L’ Isola di Cherso di può raggiungere o dall’Istria con il traghetto che parte da Brestova o dall’Isola di Veglia
Nella custodia trasparente metto la cartina della Croazia e, dentro la sacca, trova spazio la Nikon con il suo bel 17-270mm…. comodo obiettivo da viaggio… mentre nel capiente bauletto trova posto la sacca con i ricambi e qualche “vivero” (.. due bottigliette di integratore e qualche confezione di Tucs… roba sana!).
Do una ulteriore controllata al fissaggio del cupolino maggiorato della GIVI: ora, a 120 km all’ora, le turbolenze sono notevolmente attenuate… e non è una cosa da poco!
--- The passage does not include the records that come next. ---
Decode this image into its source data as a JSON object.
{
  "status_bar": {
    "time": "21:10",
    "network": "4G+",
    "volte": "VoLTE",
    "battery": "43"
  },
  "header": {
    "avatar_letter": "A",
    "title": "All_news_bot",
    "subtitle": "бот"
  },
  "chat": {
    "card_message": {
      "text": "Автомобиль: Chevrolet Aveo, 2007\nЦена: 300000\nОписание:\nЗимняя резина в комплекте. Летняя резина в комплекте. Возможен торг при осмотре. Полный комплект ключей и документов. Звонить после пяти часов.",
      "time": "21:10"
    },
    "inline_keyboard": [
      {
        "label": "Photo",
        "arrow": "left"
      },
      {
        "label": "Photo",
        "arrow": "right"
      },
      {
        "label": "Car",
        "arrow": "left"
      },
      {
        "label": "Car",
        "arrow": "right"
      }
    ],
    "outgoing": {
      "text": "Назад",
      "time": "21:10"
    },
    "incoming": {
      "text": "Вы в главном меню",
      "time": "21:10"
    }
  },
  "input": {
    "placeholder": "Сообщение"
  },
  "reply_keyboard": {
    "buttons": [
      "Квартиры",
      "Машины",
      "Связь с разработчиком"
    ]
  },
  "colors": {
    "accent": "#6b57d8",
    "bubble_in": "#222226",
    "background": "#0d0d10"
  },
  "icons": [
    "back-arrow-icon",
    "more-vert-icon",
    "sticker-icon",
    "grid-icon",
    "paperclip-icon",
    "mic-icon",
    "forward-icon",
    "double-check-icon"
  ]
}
Veramente, un altro modo di affrontare la strada ed i kilometri..
Mi piace veder la moto “carica”, come un mulo, certo che un paio di valige rigide, laterali, ci starebbero bene… magari ti quelle in alluminio che son veramente figose…arriveranno anche queste, un po’ alla volta… intanto vediamo di partire e di arrivare interi al piccolo paese di Martinscica, sull’Isola di Cherso…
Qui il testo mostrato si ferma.